A Câmara Municipal de Campinas rejeitou, durante a 40ª Reunião Ordinária realizada nesta segunda-feira (3), o pedido de abertura de uma Comissão Processante (CP) contra o vereador Arnaldo Salvetti (MDB). A representação foi arquivada após receber 17 votos contrários e sete favoráveis.
Também nesta segunda-feira, mas antes da sessão, a Comissão Processante que investiga o vereador Vini Oliveira (Cidadania) deu continuidade aos trabalhos em agenda própria. Nenhuma das seis testemunhas de acusação compareceu às oitivas que estavam agendadas. Os trabalhos continuam nesta terça-feira (4), com os depoimentos de outras testemunhas de defesa e do próprio vereador.
Pedido contra Salvetti é arquivado
O pedido de abertura da Comissão Processante contra Arnaldo Salvetti foi protocolado pela vereadora Guida Calixto (PT), que alegou possível quebra de decoro parlamentar com base em um processo judicial que tramita sob segredo de Justiça e envolve acusações de violência contra uma mulher.
Segundo a autora da representação, o pedido foi fundamentado em documentos e provas aos quais teve acesso e que, na avaliação dela, justificariam a abertura de uma investigação pelo Legislativo. Como o processo está sob sigilo, o conteúdo dos autos não é público.
A defesa de Salvetti sustentou que as acusações divulgadas são falsas e afirmou que o vereador foi absolvido na ação relacionada ao caso, não havendo decisão judicial que reconheça a prática de violência doméstica.
O parlamentar declarou que manteve um relacionamento extraconjugal com a denunciante, negou qualquer agressão e afirmou que o soco citado no boletim de ocorrência teria sido desferido por uma funcionária durante uma discussão. Segundo a defesa, imagens apresentadas pela mulher não estariam relacionadas aos fatos investigados.

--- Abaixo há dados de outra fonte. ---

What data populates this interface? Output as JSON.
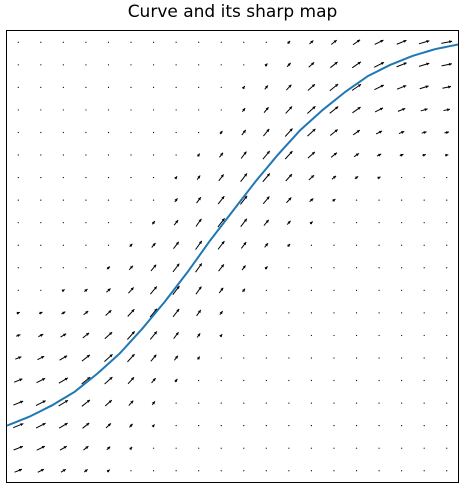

Os advogados também informaram que obtiveram decisão liminar determinando a retirada de publicações que associavam Salvetti às acusações e proibindo que fosse afirmado ou insinuado que ele teria sido condenado. A medida, porém, não alcança publicações da vereadora Guida Calixto nem de terceiros que não integram a ação.
Ao comentar o pedido de Comissão Processante, Salvetti afirmou que a parlamentar foi “induzida ao erro” ou utilizou informações falsas para fins políticos e classificou a iniciativa como “no mínimo irresponsável”.
E os vereadores presentes na sessão desta segunda rejeitaram a CP contra Salvetti por 17 votos a 7. Votaram pela abertura da CP os vereadores da bancada de esquerda e a vereadora Débora Palermo (PL).
Comissão contra Vini segue com oitivas
A Comissão Processante instaurada para apurar supostas infrações político-administrativas atribuídas a Vini Oliveira realizou mais uma etapa de instrução nesta segunda-feira.
As duas principais testemunhas de acusação, Emerson de Jesus e Paula Anely Sikansi, apresentaram justificativas por meio de seus advogados e alegaram o direito constitucional de não produzir provas contra si mesmos, já que ambos são investigados pela Delegacia de Investigações Gerais (DIG) de Campinas em um inquérito que apura os mesmos fatos analisados pela comissão.
Segundo a defesa, prestar depoimento como testemunhas compromissadas poderia resultar em autoincriminação, além de haver sigilo sobre a investigação policial.
Emerson de Jesus é sócio e administrador da empresa Transporte Coletivo Grande Marília e foi apontado como responsável por conduzir a reunião que deu origem à denúncia contra Vini Oliveira. Já Paula Sikansi registrou o boletim de ocorrência sobre o suposto furto de vídeos gravados durante esse encontro.
Também deixaram de comparecer outras 4 testemunhas. O presidente da comissão, vereador Paulo Haddad (PSD), afirmou que a ausência das testemunhas não impede o andamento do processo, já que a Comissão Processante não possui poder legal para obrigar o comparecimento dos convocados.
Nesta terça-feira (4), caso compareçam, serão ouvidos o assessor Henrique Madson Berteli Eloy, o chefe de gabinete Marco Antonio Castigleri e o perito Ricardo Molina, indicados pela defesa. Às 14h está previsto o depoimento do vereador Vini Oliveira.
Projetos aprovados
Além da votação sobre o pedido de Comissão Processante, os vereadores aprovaram projetos relacionados à proteção animal, homenagens e denominação de vias públicas.
Já as propostas que criavam a Política Municipal de Proteção Integral à Pessoa com Doença Celíaca e que incluíam pessoas com Transtorno do Espectro Autista (TEA) como prioridade em programas habitacionais de interesse social foram retiradas da pauta.